L’enquête en cours aurait pour objet de vérifier les conditions dans lesquelles la concurrence peut s’exercer dans les secteurs de l’eau et l’assainissement particulièrement dans le contexte assez tendu de compétition entre Suez et Veolia. Les deux groupes ont, en mars dernier, dû décroiser certaines participations communes dans douze sociétés tenues à parts égales en réponse aux exigences de l’autorité française de la concurrence et sont maintenant rivaux sur bon nombre d’attributions de marchés publics de l’eau.
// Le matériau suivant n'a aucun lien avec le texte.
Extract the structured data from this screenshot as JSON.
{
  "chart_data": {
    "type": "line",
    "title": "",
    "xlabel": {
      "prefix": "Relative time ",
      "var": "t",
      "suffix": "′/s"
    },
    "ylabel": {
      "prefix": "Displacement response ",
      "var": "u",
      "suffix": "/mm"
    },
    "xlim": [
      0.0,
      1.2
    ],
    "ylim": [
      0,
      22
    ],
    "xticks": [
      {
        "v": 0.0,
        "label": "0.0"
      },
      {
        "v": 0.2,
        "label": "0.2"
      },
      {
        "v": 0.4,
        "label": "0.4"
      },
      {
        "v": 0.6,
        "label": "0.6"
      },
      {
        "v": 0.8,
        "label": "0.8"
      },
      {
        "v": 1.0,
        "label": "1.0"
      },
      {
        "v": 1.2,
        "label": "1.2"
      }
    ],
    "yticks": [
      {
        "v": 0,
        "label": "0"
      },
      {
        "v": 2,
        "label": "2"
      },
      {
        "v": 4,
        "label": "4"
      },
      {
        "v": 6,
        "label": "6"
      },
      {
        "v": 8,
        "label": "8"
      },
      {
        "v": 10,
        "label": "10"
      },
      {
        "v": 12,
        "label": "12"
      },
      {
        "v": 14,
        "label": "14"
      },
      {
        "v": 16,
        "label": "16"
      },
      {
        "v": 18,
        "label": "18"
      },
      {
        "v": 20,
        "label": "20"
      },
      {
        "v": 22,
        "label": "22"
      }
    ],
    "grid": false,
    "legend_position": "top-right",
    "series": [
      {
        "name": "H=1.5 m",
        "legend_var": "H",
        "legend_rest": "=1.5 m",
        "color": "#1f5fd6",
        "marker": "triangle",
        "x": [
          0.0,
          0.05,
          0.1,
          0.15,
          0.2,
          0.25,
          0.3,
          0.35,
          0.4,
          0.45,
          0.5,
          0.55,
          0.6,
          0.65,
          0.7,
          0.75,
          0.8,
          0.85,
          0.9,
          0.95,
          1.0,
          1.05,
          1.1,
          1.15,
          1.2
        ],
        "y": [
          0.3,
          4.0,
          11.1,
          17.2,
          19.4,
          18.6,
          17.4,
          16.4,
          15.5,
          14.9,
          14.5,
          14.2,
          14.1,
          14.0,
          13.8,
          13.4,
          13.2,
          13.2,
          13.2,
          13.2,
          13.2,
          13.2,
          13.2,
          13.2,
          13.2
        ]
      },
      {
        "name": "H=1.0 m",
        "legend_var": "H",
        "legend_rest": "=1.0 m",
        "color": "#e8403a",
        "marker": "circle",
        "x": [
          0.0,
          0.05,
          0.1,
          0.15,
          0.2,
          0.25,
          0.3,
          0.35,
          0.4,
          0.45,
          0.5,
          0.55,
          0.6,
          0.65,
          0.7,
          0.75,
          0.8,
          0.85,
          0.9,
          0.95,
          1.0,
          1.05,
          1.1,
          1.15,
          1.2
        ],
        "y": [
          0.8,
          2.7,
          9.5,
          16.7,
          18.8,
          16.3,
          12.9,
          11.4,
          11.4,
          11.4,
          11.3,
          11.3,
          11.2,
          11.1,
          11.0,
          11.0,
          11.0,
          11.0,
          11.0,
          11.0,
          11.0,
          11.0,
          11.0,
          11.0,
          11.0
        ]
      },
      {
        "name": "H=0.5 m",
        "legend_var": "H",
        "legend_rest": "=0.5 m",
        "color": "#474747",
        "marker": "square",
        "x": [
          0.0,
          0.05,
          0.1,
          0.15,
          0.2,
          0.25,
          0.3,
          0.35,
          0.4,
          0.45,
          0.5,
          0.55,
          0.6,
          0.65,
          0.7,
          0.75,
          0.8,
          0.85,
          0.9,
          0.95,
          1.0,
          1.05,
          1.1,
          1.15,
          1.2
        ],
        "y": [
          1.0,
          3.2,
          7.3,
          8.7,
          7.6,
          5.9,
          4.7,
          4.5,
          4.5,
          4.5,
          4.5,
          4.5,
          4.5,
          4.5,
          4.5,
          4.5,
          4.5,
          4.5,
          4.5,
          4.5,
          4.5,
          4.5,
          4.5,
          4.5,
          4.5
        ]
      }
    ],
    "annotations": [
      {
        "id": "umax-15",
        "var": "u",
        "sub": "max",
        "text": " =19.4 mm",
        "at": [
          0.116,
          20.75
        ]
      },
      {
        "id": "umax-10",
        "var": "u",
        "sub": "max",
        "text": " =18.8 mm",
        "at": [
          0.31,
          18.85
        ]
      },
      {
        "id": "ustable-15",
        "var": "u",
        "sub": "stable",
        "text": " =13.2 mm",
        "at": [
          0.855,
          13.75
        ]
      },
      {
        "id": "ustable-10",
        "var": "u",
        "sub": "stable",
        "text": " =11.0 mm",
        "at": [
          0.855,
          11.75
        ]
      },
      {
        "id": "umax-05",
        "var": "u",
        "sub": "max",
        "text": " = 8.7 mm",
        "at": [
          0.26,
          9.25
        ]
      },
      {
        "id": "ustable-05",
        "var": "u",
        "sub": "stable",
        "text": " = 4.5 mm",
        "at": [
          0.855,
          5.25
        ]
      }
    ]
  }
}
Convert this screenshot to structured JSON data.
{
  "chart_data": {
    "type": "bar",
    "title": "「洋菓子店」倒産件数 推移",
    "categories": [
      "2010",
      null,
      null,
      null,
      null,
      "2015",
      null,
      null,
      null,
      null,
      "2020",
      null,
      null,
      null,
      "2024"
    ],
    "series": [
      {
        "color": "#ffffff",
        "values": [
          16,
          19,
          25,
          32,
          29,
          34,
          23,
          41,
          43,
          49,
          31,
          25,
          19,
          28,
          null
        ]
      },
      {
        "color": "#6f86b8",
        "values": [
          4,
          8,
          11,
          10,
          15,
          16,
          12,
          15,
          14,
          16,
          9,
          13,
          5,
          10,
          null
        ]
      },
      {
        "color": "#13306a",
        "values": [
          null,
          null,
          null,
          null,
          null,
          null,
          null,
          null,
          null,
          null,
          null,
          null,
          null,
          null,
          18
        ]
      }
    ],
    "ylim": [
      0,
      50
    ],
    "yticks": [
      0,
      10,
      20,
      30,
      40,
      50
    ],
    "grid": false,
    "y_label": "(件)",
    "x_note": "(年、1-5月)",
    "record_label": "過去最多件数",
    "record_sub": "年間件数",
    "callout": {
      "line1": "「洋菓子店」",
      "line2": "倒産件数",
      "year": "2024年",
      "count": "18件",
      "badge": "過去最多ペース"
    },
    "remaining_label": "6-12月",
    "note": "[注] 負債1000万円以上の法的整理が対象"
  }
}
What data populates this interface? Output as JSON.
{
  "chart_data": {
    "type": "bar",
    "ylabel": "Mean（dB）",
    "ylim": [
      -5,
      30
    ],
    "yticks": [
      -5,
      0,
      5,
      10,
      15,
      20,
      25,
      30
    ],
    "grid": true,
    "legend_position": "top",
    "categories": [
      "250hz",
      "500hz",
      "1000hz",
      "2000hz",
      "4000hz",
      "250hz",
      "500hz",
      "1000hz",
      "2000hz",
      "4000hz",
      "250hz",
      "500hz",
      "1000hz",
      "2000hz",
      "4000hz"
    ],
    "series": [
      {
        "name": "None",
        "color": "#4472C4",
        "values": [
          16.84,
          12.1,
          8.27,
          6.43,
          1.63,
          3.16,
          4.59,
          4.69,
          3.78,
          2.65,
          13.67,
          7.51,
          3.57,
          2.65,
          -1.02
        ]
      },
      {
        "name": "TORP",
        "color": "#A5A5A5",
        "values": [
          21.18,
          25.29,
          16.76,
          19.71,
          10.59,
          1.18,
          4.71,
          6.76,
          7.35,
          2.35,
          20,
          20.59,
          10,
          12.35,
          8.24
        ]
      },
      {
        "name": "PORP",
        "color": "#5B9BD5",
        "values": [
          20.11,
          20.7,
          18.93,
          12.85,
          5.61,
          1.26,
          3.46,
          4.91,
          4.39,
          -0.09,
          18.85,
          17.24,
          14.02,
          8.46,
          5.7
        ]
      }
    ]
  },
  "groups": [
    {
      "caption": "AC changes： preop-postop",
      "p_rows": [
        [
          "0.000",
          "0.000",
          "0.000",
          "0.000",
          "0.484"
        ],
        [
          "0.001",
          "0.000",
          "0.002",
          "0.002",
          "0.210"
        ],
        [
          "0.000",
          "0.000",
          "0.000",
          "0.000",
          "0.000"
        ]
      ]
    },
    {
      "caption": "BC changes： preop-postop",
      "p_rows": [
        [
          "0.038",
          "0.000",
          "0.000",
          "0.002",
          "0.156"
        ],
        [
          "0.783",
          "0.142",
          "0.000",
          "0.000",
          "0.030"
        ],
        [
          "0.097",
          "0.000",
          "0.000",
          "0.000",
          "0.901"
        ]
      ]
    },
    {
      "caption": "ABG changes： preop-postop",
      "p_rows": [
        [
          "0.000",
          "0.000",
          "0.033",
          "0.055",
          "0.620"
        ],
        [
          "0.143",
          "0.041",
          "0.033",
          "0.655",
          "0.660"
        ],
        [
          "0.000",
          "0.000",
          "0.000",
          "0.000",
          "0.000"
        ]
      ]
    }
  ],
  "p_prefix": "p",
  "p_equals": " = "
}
Le gendarme français de la concurrence estimait en effet que dans les villes où ces sociétés communes entre Suez Environnement et Veolia distribuaient l’eau ou assuraient l’assainissement, les appels d’offres ne se déroulaient pas conformément aux règles en vigueur et qu’il y avait «  abus de position dominante collective ». Un exemple de la guerre que se livrent les deux groupes a été fourni par l’action en justice introduite (et gagnée) par Suez contre Veolia qui s’était vu confier la gestion du service de l’eau de la ville de Montauban (Tarn et Garonne). Il semblerait que cette attribution intéresse les services de la concurrence de la Commission. Une porte-parole du groupe Saur a révélé que les questions ont porté notamment «  sur la Pologne, (les délégations de) Montauban et Versailles et le SEDIF ».

LE SEDIF

Mais l’enjeu le plus important du moment dans ce secteur au niveau européen, est sans conteste le contrat de délégation de service public du syndicat des eaux d’île de France (SEDIF) actuellement en cours d’attribution qui couvre 144 communes franciliennes hors Paris et 4 millions d’abonnés. Cet appel au secteur privé pour assurer la gestion d’un service public est arrivé à échéance. Il suscite de fortes convoitises de la part des opérateurs privés et des résistances des municipalités, qui souhaitent reprendre en main la gestion de leurs services des eaux par le biais de régies pour assurer leur autonomie, à l’instar de certaines communes de la banlieue Est de la capitale qui souhaitent se désengager du SEDIF.